To many, the worlds of jazz and classical music may be parallel lines, but they don’t ever converge. Magne Thormodsæter’s aptly titled L’arte della persuasione is quite literally an attempt to convince you otherwise. A 35-minute story told in five acts; it pits a high-caliber classical ensemble against a jazz group to observe the outcome. The result is captivatingly unclassifiable. As much a compositional tour de force as an experiment with uncertain outcome, ECM-alumni, bassist, and in-demand session musician Thormodsæter has created a magical fusion defying the laws of theoretical gravity.
It was a kind of magic which came with a distinct danger of derailing. “I put musicians from these two worlds together in one room and made them play the score for the first time right there,” Thormodsæter recounts from his studio at Bergen university, where he now teaches as a professor, “We instructed the strings with classical terms, and then trusted the ears of the jazz musicians to work things out in the moment. I honestly didn’t know what would happen.” He pauses for a moment. “It did make me quite nervous.”
Although Thormodsæter fully composed L’arte della persuasione, its approach spans a bridge between compositional and improvisational aspects. On the one hand, it takes in the harmonic and melodic language of the written Western tradition. At the same time, at different points, the score provides the musicians with cues – or permissions – to act spontaneously, in close conjunction with the leader of that particular section. The work thus has a modular component to it and will never sound the exact same way twice.
Favouring invention and discovery, the base of the music is simple: people meet, things happen.
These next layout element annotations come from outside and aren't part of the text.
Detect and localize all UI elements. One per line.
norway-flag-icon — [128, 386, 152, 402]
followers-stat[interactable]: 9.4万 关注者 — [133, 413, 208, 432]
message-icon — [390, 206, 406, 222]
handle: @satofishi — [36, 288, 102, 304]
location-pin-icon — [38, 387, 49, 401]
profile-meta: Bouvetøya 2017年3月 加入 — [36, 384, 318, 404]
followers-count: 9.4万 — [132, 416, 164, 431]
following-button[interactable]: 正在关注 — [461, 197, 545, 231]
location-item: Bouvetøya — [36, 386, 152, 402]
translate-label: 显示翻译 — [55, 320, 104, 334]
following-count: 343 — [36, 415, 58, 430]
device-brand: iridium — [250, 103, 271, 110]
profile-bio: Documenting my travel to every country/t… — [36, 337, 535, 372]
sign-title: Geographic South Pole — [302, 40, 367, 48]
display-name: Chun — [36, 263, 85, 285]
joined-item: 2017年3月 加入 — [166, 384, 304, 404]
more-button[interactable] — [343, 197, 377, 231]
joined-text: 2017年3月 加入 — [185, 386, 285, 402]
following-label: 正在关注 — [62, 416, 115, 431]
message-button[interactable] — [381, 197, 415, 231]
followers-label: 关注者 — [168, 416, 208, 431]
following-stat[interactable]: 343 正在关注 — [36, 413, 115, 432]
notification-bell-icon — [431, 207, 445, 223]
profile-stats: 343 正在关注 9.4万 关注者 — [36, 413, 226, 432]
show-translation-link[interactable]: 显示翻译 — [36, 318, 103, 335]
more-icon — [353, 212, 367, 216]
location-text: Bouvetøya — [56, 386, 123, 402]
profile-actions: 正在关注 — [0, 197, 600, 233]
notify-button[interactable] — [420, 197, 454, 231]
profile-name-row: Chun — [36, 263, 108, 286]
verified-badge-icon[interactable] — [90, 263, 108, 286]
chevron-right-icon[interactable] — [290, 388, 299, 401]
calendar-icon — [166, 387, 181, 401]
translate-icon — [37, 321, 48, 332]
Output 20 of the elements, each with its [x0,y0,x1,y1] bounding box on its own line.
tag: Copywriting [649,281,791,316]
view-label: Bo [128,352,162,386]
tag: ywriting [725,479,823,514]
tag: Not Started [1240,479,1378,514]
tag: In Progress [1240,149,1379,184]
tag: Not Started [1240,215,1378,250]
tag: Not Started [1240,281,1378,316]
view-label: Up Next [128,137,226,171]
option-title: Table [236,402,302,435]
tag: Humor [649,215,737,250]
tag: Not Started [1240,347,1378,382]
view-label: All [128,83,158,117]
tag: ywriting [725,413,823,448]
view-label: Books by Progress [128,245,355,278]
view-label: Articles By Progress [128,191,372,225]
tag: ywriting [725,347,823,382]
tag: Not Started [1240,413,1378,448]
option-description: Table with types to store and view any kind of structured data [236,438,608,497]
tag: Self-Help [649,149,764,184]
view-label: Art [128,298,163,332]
This, too, is what happened during the sessions. Gradually, the musicians began moving towards each other, overcoming their initial reservations. It forced the classical performers to leave the score behind at times and the jazz musicians to stick to it closer than ever before. As the process intensified, they turned into creators themselves, sculpting the shape of the piece in the moment. They were truly making it “their own.”
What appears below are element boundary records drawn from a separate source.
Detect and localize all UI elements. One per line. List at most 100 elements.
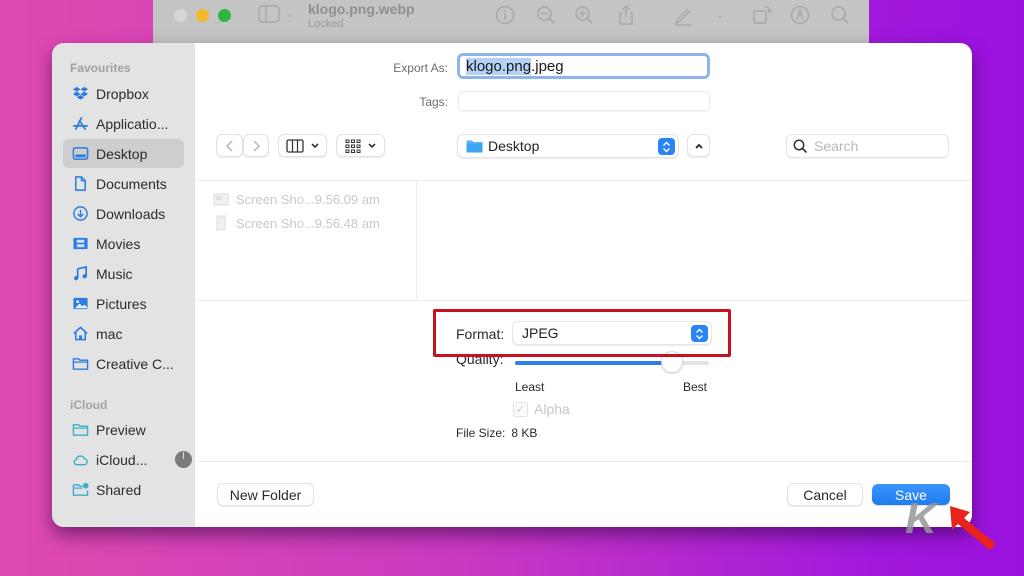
photo-icon xyxy=(71,295,89,313)
expand-collapse-button[interactable] xyxy=(687,134,710,157)
rotate-icon[interactable] xyxy=(751,4,773,26)
group-view-button[interactable] xyxy=(336,134,385,157)
sidebar-item-desktop[interactable]: Desktop xyxy=(63,139,184,168)
sidebar-section-icloud: iCloud xyxy=(70,398,108,412)
annotate-icon[interactable] xyxy=(789,4,811,26)
format-value: JPEG xyxy=(522,325,559,341)
chevron-right-icon xyxy=(253,139,261,152)
back-button[interactable] xyxy=(216,134,243,157)
chevron-up-icon xyxy=(694,143,703,149)
dropdown-stepper-icon xyxy=(658,138,675,155)
sidebar-item-icloud-drive[interactable]: iCloud... xyxy=(63,445,192,474)
sidebar-item-music[interactable]: Music xyxy=(63,259,184,288)
alpha-label: Alpha xyxy=(534,401,570,417)
cloud-icon xyxy=(71,451,89,469)
sidebar-item-label: Documents xyxy=(96,175,167,192)
sidebar-item-creative-cloud[interactable]: Creative C... xyxy=(63,349,184,378)
search-field[interactable] xyxy=(786,134,949,158)
format-dropdown[interactable]: JPEG xyxy=(512,321,712,345)
info-icon[interactable] xyxy=(494,4,516,26)
chevron-down-icon[interactable]: ⌄ xyxy=(285,7,294,20)
file-item[interactable]: Screen Sho...9.56.48 am xyxy=(213,215,380,231)
tags-input[interactable] xyxy=(458,91,710,111)
search-icon[interactable] xyxy=(829,4,851,26)
column-view-button[interactable] xyxy=(278,134,327,157)
sidebar-item-downloads[interactable]: Downloads xyxy=(63,199,184,228)
file-browser: Screen Sho...9.56.09 am Screen Sho...9.5… xyxy=(195,180,972,301)
sidebar-item-movies[interactable]: Movies xyxy=(63,229,184,258)
sidebar-item-documents[interactable]: Documents xyxy=(63,169,184,198)
file-size-value: 8 KB xyxy=(511,426,538,440)
slider-fill xyxy=(515,361,673,365)
sidebar-item-label: Creative C... xyxy=(96,355,174,372)
music-note-icon xyxy=(71,265,89,283)
window-maximize-button[interactable] xyxy=(218,9,231,22)
chevron-down-icon xyxy=(310,142,319,148)
file-item[interactable]: Screen Sho...9.56.09 am xyxy=(213,191,380,207)
search-icon xyxy=(793,139,808,153)
document-icon xyxy=(71,175,89,193)
dropbox-icon xyxy=(71,85,89,103)
cancel-button[interactable]: Cancel xyxy=(787,483,863,506)
file-name: Screen Sho...9.56.09 am xyxy=(236,191,380,207)
desktop-icon xyxy=(71,145,89,163)
image-file-icon xyxy=(216,215,226,231)
sidebar-item-dropbox[interactable]: Dropbox xyxy=(63,79,184,108)
share-icon[interactable] xyxy=(615,4,637,26)
main-panel: Export As: klogo.png.jpeg Tags: Desktop xyxy=(195,43,972,527)
window-title: klogo.png.webp xyxy=(308,1,415,17)
sidebar-section-favourites: Favourites xyxy=(70,61,131,75)
columns-icon xyxy=(285,138,304,153)
sidebar-item-shared[interactable]: Shared xyxy=(63,475,184,504)
applications-icon xyxy=(71,115,89,133)
sidebar-item-home[interactable]: mac xyxy=(63,319,184,348)
sidebar-item-label: Dropbox xyxy=(96,85,149,102)
sidebar-item-pictures[interactable]: Pictures xyxy=(63,289,184,318)
tags-label: Tags: xyxy=(419,95,448,109)
window-close-button[interactable] xyxy=(174,9,187,22)
sidebar-toggle-icon[interactable] xyxy=(258,5,280,23)
sidebar-item-label: iCloud... xyxy=(96,451,148,468)
dropdown-stepper-icon xyxy=(691,325,708,342)
sidebar-item-label: Shared xyxy=(96,481,142,498)
quality-slider[interactable] xyxy=(515,351,709,373)
quality-min-label: Least xyxy=(515,380,545,394)
markup-pen-icon[interactable] xyxy=(672,4,694,26)
watermark-logo: K xyxy=(905,494,937,543)
alpha-checkbox[interactable]: ✓ xyxy=(513,401,528,417)
sync-progress-icon xyxy=(175,451,192,468)
location-label: Desktop xyxy=(488,138,540,154)
zoom-in-icon[interactable] xyxy=(573,4,595,26)
sidebar-item-label: Music xyxy=(96,265,133,282)
sidebar-item-label: Pictures xyxy=(96,295,147,312)
pointer-arrow-icon xyxy=(950,506,996,550)
sidebar-item-preview[interactable]: Preview xyxy=(63,415,184,444)
image-file-icon xyxy=(213,193,229,206)
download-icon xyxy=(71,205,89,223)
file-name: Screen Sho...9.56.48 am xyxy=(236,215,380,231)
file-size-info: File Size: 8 KB xyxy=(456,426,537,440)
file-size-label: File Size: xyxy=(456,426,506,440)
file-column[interactable]: Screen Sho...9.56.09 am Screen Sho...9.5… xyxy=(195,181,417,300)
sidebar-item-label: Applicatio... xyxy=(96,115,169,132)
chevron-left-icon xyxy=(225,139,233,152)
new-folder-button[interactable]: New Folder xyxy=(217,483,314,506)
sidebar-item-label: Movies xyxy=(96,235,141,252)
search-input[interactable] xyxy=(814,138,944,154)
folder-icon xyxy=(71,421,89,439)
window-subtitle: Locked xyxy=(308,18,344,30)
slider-thumb[interactable] xyxy=(661,351,684,373)
export-dialog: Favourites Dropbox Applicatio... Desktop… xyxy=(52,43,972,527)
zoom-out-icon[interactable] xyxy=(535,4,557,26)
export-as-input[interactable]: klogo.png .jpeg xyxy=(457,53,710,79)
sidebar-item-label: mac xyxy=(96,325,123,342)
footer-divider xyxy=(195,461,972,462)
forward-button[interactable] xyxy=(243,134,269,157)
sidebar: Favourites Dropbox Applicatio... Desktop… xyxy=(52,43,195,527)
format-label: Format: xyxy=(456,326,505,342)
sidebar-item-applications[interactable]: Applicatio... xyxy=(63,109,184,138)
window-minimize-button[interactable] xyxy=(196,9,209,22)
markup-chevron-icon[interactable]: ⌄ xyxy=(709,4,731,26)
location-dropdown[interactable]: Desktop xyxy=(457,134,679,158)
shared-folder-icon xyxy=(71,481,89,499)
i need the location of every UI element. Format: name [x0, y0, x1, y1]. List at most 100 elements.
“When we started out as students at university, we would constantly have these discussions between classical and jazz students about who held the claim to the highest art,” Thormodsæter remembers, “It was really silly if I think back on it.” To him, the current trend towards unity and border-crossing is as exciting as it is a logical continuation of the deconstructions by Stravinsky and Miles Davis’s later work – which his own music acknowledges as much as it references Bach.
An explorative work, L’arte della persuasione nonetheless feels entirely organic. Maybe that’s because the forces of gravity have been bending the parallel lines of classical and jazz for over a century. Here, they are finally converging with the full force of a beautiful blow.